Vorm Verkehr rollt die Klagewelle

Anwohner rüsten zur Klage gegen „Stadtautobahn“: Im Juli kommt der Planfeststellungsbeschluss zur Erweiterung der Schwachhauser Heerstraße. Städtische Käufer wollen schon an die Vorgärten. „Aber an Enteignung denkt noch niemand“

Der Streit zwischen den AnwohnerInnen der Schwachhauser Heerstraße und der Baubehörde steht vor einer neuen Eskalationsstufe.

Anfang Juli soll der Planfeststellungsbeschluss zum Ausbau der Schwachhauser Heerstraße zwischen Holler- und Kurfürstenallee ausgelegt werden. Er sieht durchgängig zwei Fahrspuren für den PKW- und LKW-Verkehr sowie zusätzliche Abbiegespuren vor. Im Herbst soll die außerdem geplante Straßenbahnhochpflasterung beginnen. AnwohnerInnen kündigen Widerspruch und Klagen an. Der Wirbel wächst, seit die städtische Gesellschaft für Bremer Immobilien (GBI) letzte Woche erste HausbesitzerInnen um Vorgartenflächen anging.

„Ich habe einige Betroffene angerufen, um die weiteren Schritte anzukündigen und zu signalisieren, dass wir partnerschaftlich Kontakt suchen“, erklärt dazu GBI-Mann Wilfried Jacobs. Er soll im Auftrag der Baubehörde die Fläche für die Straßenausweitung beschaffen. 18 Grundstücke sind betroffen; insgesamt werden 600 Quadratmeter Privatland gebraucht. „Pro Grundstück geht es um einen bis maximal 126 Quadratmeter“, sagt Jacobs. Es handele sich dabei auch um Flächen, auf denen Radwege um erhaltenswerte Bäume geführt werden sollten. Oder um Fläche zur Vergrößerung von Kreuzungsbereichen. Entschädigungssummen könne er nicht beziffern. „Die Bewertung läuft erst.“ Zu Enteignungsbefürchtungen von AnwohnerInnen sagt er: „Daran denkt noch niemand.“

Die Schwachhauser Bürgerinitiative gegen eine Stadtautobahn warnt unterdessen HausbesitzerInnen davor, auf „Lockangebote“ von der GBI einzugehen. Diese gebe vor, Teile von Vorgärten „zur Verbesserung des Fahrweges der Straßenbahn“ kaufen zu wollen. In Wirklichkeit sollten uralte Pläne von einer Stadtautobahn durchgesetzt werden.

Das glaubt auch Anwohner Jörg Janssen. „Für den Ausbau der Straßenbahn würde ich der Stadt das Land sogar schenken“, sagt der ehemalige Immobilienmakler.
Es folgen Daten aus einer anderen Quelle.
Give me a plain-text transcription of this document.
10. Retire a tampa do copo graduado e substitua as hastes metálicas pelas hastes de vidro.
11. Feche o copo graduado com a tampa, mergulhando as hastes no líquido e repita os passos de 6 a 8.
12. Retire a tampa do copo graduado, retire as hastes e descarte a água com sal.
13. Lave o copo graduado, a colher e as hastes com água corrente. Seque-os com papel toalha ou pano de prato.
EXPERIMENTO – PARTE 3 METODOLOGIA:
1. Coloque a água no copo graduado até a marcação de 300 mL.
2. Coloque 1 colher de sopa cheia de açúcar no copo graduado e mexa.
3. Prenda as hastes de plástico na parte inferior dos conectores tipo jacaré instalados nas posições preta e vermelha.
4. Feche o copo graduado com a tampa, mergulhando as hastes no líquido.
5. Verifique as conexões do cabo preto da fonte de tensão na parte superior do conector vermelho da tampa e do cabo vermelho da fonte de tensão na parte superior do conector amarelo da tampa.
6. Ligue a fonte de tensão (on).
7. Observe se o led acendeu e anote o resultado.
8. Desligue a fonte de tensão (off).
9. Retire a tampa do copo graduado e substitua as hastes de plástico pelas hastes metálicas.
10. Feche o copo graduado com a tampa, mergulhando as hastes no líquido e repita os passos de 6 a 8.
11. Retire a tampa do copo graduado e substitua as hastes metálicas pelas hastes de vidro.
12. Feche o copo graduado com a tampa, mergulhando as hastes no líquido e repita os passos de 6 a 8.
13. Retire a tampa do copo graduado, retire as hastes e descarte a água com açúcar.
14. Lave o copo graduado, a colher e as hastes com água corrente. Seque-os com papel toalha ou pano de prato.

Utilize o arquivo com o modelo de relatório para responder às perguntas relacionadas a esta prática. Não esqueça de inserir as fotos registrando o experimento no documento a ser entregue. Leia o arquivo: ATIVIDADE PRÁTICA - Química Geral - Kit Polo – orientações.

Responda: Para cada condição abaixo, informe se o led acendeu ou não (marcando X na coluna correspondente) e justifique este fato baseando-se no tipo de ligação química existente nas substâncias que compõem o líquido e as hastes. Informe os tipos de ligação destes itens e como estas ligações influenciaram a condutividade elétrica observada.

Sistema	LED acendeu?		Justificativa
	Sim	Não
Aber das Argument, die Straßenbahnverbindung zu verbessern, sei vorgeschoben. „In Wirklichkeit plane das Bauressort eine autobahnähnliche Straße mit Schwerlastverkehr zwischen Kurfürstenstraße, Concordiatunnel, Rembertistraße und der Hochstraße als Autobahnzubringer. „Direkt durch die Innenstadt, das macht heute keine Gemeinde mehr.“ Hier solle eine Ausweichstrecke für den europäischen Fernlastverkehr entstehen, wenn die Autobahnverbindungen ins Güterverkehrszentrum verstopft sind. „Und sobald die Autobahnmaut kommt, werden Spediteure auf unsere Kosten systematisch Geld sparen“, fürchtet Janssen.
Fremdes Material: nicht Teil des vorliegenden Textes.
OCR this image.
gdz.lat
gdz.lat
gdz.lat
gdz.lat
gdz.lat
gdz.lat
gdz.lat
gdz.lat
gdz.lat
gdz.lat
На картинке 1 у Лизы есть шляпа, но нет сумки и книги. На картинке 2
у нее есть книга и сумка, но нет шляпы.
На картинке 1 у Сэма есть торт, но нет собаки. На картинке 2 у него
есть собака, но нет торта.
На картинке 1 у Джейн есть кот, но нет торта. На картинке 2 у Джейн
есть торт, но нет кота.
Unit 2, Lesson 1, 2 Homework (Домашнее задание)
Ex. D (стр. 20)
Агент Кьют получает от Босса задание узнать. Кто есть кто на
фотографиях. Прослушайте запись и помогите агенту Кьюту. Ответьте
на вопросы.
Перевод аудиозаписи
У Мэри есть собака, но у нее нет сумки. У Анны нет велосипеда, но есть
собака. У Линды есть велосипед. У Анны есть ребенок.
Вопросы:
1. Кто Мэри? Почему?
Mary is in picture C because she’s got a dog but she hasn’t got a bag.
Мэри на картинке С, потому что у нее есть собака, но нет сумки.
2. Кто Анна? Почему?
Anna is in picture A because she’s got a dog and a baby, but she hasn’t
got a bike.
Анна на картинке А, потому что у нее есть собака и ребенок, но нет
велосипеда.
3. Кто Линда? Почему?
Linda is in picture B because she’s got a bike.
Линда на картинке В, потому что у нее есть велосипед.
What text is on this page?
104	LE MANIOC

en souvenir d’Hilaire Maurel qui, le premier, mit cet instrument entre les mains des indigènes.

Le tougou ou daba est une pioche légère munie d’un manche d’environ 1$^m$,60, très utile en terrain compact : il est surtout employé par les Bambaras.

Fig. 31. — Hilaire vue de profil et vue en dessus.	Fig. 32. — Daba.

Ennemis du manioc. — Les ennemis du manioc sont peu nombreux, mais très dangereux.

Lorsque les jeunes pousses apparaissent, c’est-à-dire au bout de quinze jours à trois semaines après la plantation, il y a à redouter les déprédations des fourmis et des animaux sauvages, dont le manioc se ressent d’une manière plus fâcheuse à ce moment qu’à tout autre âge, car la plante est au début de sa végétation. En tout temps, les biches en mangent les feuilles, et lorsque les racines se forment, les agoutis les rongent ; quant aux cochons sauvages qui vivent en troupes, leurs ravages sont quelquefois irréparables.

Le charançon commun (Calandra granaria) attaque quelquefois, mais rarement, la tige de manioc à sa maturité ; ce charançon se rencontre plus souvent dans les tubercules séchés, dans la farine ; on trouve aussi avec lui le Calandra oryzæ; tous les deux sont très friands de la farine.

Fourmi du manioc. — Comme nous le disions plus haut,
Enttäuscht äußern sich viele Schwachhauser auch über die Gesundheitssenatorin. Die habe auf Bedenken von 25 Ärzten und Apothekern zum Straßenausbau „bis heute nicht vernünftig reagiert“. Und als Antwort auf den Beschluss des Schwachhauser Ortsbeirats, der die Schwachhauser Heerstraße zweispurig lassen will, komme jetzt nur der gegensätzliche Planfeststellungsbeschluss, der dem Beiratsvotum widerspreche. Dass dies auch noch pünktlich zu Ferienbeginn geschieht, halten manche nicht für Zufall.